Una battuta da Premio Strega

Adriano Sofri

La freddura di genio della scrittrice Valeria Parrella. Con una semplice mossa si sottrae a Corrado Augias. Un colpo che la consacra

Alla serata finale del premio Strega succede una cosa fantastica, o terribile.
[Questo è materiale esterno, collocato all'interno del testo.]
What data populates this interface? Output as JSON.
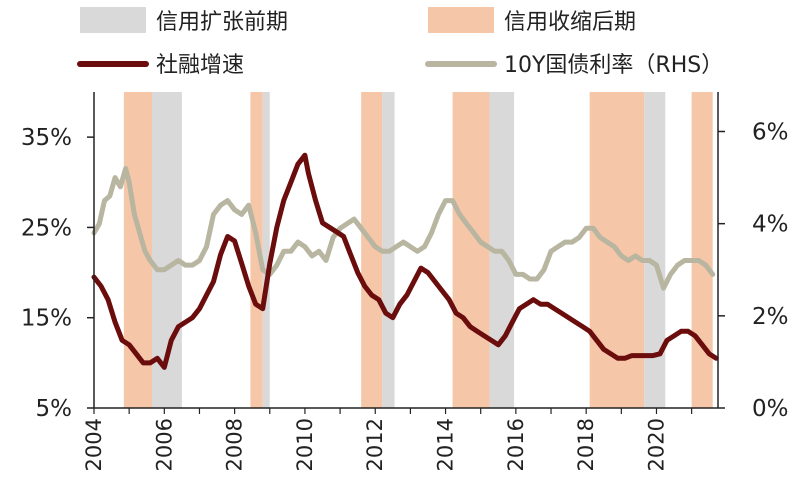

L’unica donna concorrente, Valeria Parrella, a conversazione scaduta, pronuncia, con un affascinante sorriso, un bon mot che nel Settecento, e ancora nel primo Ottocento, le avrebbe assicurato la gloria, e che anche ai nostri giorni, benché nel plebiscito dei social, vale a incoronarla. Sotto la battuta, perfetta per tempo e successione, interrogazione retorica “E lei ne vuole parlare con Augias?” e caustica esclamazione: “Auguri!”, resta travolto il conduttore-intervistatore Giorgio Zanchini.

 

Il buon colpo di lei, buonissimo, è una tegola per lui che, uomo com’è, è dei meno inclini al mansplaining e a tutto il campionario dell’invadenza maschile compiaciuta o inavvertita. Lui forse, toccato, dovrebbe congratularsi di averle offerto un’occasione di brillare come merita: ma lo spirito non è sempre pronto. La cosa si è giocata fra lo svelamento e il fraintendimento, e chissà che cosa avrebbe saputo tirarne fuori Stendhal, o il suo allievo-amico Mérimée, quello della Double méprise - o George Sand. O il Gogol’ del Cappotto. Solo in letteratura, lei potrebbe immaginare lui, e viceversa.